The petitioner has moved this Court on the basis of his apprehension that the amount required to be deposited by the judgment debtor as per the impugned order is by way of calculating interest over interest. 10. After carefully listening to the parties and going through the judgment cited on their behalf, I fail to appreciate the contention of the petitioner as in view of the categorical ratio decided by Hon'ble Supreme Court of India in the decision reported in (1999) 3 SCC 80 (s u p r a ) on the date on which Rs. 87,54,000/-was deposited by the judgment debtor i.e. 27.02.2003, the first adjustment was required to be made against interest part of the decree and the rest part remaining was required to be further paid as principal + interest @ 18% thereon calculated upto the date i.e. 21.03.2003 as determined by the Executing Court and further directing the judgment debtor to deposit the same within stipulated date i.e. 26.06.2003. The judgment debtor had not disputed the said amount i.e.
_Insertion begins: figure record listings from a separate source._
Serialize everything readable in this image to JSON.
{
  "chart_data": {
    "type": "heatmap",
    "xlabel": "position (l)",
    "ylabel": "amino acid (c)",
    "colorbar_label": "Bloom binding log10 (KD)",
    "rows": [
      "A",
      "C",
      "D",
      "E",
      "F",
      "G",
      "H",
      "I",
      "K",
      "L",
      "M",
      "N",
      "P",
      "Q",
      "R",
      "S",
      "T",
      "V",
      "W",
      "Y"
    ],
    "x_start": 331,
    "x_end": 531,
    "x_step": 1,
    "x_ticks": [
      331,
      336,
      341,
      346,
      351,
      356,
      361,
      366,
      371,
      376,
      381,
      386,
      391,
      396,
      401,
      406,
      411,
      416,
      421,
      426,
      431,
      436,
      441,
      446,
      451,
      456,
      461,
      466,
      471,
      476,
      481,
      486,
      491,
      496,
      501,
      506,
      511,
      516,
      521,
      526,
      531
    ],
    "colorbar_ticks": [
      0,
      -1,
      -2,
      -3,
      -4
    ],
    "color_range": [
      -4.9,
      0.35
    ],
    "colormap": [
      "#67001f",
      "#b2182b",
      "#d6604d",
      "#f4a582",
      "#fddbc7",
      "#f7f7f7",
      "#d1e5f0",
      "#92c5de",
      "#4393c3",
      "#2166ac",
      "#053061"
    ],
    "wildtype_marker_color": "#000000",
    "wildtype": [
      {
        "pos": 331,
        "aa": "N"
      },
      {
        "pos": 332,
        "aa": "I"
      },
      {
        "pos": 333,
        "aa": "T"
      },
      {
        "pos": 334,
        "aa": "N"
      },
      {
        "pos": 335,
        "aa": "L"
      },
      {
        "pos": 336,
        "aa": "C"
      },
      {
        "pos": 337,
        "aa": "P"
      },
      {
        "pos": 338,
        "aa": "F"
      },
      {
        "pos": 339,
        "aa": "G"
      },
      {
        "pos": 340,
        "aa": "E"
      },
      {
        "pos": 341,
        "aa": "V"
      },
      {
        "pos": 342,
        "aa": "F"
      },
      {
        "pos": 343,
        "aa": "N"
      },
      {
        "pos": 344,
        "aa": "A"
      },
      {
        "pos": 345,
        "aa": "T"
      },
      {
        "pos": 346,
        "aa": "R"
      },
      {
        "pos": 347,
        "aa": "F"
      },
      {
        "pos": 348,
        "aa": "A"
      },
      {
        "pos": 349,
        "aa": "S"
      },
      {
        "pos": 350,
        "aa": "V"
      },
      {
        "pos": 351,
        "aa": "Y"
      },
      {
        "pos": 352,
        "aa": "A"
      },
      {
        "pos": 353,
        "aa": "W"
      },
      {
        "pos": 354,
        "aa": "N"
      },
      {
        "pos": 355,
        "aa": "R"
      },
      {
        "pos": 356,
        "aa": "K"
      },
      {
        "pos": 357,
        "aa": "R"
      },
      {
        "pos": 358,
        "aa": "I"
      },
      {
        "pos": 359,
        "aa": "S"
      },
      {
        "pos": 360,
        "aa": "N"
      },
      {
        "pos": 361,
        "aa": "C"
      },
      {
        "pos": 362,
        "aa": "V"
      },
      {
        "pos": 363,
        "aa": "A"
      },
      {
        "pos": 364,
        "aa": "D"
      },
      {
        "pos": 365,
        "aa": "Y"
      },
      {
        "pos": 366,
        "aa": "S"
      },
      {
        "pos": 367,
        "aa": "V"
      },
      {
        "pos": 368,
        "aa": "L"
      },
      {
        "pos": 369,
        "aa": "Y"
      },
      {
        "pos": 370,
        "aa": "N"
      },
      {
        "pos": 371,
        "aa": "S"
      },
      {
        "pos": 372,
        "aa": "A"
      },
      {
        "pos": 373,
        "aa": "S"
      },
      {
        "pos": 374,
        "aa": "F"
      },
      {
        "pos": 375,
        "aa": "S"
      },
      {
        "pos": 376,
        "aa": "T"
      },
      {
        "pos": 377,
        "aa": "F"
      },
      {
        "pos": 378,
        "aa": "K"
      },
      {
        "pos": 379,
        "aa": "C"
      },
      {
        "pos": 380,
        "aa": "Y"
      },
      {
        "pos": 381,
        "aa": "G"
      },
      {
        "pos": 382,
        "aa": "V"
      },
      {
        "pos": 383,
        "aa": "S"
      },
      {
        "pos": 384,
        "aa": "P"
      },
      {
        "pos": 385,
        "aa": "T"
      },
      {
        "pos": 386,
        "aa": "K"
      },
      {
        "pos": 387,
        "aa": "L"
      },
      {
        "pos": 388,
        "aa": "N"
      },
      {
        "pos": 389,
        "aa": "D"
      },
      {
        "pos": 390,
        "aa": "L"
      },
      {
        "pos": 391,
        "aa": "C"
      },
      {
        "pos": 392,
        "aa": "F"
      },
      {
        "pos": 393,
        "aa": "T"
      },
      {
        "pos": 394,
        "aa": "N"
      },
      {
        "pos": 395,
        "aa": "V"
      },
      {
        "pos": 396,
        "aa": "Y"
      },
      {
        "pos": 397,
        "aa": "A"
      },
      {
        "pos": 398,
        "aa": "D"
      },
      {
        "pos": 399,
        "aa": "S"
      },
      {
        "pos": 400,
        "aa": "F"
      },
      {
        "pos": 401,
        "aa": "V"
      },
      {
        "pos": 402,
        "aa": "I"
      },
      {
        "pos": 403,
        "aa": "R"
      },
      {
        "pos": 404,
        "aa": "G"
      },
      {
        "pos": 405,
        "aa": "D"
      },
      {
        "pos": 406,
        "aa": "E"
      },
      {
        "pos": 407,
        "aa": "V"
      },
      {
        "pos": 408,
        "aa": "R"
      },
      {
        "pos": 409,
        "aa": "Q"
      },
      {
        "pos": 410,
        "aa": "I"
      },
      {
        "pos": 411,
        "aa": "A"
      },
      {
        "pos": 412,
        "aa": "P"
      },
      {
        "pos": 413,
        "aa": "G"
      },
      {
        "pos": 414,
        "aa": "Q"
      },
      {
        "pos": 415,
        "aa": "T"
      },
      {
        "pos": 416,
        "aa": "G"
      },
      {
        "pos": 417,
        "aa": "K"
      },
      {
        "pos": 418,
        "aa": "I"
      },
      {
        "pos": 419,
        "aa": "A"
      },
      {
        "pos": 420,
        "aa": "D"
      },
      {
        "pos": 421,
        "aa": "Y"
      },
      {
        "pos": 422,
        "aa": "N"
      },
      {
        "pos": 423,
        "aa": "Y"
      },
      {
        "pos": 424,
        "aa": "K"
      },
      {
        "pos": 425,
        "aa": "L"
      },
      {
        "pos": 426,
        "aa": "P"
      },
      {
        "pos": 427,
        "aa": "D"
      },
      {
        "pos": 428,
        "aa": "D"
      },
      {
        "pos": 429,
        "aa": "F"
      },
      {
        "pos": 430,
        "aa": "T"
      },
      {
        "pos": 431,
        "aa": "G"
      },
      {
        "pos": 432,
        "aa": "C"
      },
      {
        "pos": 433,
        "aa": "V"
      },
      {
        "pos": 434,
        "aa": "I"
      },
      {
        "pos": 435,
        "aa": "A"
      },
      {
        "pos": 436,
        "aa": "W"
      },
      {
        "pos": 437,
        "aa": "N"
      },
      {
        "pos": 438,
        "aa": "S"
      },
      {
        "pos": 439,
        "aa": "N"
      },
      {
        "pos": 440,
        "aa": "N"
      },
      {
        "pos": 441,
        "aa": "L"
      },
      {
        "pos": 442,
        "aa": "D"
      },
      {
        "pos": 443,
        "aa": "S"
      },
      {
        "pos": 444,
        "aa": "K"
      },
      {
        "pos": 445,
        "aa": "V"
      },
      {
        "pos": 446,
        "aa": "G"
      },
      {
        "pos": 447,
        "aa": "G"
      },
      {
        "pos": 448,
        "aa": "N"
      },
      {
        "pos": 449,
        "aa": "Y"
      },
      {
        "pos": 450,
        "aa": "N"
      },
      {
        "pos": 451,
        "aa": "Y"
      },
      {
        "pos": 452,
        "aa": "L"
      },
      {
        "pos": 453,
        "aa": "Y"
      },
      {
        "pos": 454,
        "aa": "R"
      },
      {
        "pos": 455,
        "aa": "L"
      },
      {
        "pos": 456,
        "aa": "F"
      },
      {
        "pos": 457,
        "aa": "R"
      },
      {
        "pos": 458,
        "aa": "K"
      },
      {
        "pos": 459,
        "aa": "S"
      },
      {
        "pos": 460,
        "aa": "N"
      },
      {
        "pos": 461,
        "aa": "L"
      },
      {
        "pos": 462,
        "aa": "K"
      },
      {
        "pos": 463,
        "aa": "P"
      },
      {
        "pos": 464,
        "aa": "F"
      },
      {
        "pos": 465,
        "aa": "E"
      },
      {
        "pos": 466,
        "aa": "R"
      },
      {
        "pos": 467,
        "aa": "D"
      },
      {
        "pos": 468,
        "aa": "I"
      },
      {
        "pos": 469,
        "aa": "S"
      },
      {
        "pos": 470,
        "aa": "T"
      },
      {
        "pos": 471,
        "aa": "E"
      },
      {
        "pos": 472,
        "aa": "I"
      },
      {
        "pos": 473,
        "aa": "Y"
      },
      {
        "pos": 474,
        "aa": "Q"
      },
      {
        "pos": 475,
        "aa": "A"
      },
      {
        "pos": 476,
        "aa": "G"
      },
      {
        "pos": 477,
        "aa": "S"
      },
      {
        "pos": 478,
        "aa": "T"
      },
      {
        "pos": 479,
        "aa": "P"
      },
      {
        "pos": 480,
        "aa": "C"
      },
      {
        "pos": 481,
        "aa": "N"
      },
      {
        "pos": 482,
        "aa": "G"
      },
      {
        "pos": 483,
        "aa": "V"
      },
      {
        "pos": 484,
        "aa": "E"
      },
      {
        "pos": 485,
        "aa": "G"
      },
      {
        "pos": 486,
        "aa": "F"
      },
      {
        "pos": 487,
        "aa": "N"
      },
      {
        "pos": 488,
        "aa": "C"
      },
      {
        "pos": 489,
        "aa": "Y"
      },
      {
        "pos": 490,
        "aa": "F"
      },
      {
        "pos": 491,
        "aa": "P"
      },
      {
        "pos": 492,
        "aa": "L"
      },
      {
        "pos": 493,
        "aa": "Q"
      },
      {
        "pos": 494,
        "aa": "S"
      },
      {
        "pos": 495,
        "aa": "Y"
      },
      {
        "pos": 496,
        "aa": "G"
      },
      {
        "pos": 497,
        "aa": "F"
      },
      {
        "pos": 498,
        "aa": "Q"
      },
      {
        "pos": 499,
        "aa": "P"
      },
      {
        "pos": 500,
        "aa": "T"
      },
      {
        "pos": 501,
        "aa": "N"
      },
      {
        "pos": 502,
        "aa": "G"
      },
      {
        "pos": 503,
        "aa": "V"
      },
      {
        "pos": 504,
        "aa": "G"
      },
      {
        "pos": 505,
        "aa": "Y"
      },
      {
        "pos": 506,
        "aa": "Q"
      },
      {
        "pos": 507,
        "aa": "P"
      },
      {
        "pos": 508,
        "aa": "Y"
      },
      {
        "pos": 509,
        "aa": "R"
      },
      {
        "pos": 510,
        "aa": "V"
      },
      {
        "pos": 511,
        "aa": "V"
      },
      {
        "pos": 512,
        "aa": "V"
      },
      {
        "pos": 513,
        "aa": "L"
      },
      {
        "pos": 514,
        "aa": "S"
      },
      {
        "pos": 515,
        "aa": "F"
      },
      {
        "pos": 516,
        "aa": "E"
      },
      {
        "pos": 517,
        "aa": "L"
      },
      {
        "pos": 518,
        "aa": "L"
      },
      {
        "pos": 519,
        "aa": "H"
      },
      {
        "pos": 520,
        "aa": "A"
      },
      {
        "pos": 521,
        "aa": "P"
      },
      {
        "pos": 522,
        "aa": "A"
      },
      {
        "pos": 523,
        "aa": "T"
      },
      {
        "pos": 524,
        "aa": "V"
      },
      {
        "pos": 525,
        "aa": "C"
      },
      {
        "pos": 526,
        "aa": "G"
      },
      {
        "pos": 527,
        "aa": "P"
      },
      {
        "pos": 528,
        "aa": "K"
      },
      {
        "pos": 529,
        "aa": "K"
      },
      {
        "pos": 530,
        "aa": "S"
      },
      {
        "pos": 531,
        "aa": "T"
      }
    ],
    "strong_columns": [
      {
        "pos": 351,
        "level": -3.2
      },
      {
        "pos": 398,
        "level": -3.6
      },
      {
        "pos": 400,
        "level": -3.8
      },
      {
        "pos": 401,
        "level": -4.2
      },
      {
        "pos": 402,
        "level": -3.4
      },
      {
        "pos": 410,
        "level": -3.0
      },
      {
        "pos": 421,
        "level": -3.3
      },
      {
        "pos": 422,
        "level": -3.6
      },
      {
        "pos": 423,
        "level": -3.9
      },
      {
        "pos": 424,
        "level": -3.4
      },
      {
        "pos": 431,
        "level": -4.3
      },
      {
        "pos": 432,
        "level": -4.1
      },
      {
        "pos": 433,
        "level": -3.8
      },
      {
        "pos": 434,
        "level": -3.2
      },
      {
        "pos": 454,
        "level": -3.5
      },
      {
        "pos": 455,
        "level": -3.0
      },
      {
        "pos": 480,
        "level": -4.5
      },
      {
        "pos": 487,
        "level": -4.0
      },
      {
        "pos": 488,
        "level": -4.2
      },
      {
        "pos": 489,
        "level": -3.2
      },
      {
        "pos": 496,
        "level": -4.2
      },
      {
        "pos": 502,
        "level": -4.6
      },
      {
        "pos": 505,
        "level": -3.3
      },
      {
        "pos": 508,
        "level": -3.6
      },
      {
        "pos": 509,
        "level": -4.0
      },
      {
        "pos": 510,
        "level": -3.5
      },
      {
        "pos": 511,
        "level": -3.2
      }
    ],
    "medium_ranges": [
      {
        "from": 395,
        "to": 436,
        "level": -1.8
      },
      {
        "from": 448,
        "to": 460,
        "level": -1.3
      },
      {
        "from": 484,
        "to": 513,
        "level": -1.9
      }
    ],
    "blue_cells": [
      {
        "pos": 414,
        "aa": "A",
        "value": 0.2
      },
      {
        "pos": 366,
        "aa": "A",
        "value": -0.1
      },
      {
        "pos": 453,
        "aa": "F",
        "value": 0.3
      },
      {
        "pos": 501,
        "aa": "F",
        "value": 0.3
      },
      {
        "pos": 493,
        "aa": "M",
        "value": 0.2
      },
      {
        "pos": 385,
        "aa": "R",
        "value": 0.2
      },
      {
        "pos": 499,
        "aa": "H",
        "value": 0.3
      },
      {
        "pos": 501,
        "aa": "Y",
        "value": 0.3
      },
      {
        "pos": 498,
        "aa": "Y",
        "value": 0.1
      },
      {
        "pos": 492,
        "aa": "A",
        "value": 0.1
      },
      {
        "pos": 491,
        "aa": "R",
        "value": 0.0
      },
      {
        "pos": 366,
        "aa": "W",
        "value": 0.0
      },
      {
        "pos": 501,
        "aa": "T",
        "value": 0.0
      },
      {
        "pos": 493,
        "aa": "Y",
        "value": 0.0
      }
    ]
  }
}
Rs. 31,21,056/-, which he was earlier directed to deposit on 26.06.2003. However, since he delayed in depositing the said amount, which was finally deposited on 10.05.2004, the decree holder was right in requesting the Executing Court to direct the Judgment Debtor to pay the amount by calculating interest @ 18% over the balance principal amount of Rs. 30,87,558/-remaining on 27.02.2003 till the date of actual payment i.e. 10.05.2004. However, learned trial Court instead of quantifying the decretal amount to be paid as on 10.05.2004, left certain vagueness in the final decretal amount which was required to be deposited by the judgment debtor in execution of Award in question by 10.05.2004. 11. In view of the aforesaid reason, the matter is remanded back to the executing Court to quantify the outstanding decretal amount by calculating the interest @ 18% on the balance amount may of Rs. 30,87,558/-as existing on 27.02.2003 against the judgment debtor till 10.05.2004 by subtracting the amount of Rs. 31,21,056/- which the judgment debtor deposited on 10.05.2004, although he was directed to deposit it by 26.06.2003. The aforesaid calculation needs to be worked out after hearing to the parties within a period of three months from the date of receipt/production of the copy of this order. 12. With the aforesaid observation and direction, this writ petition stands disposed of.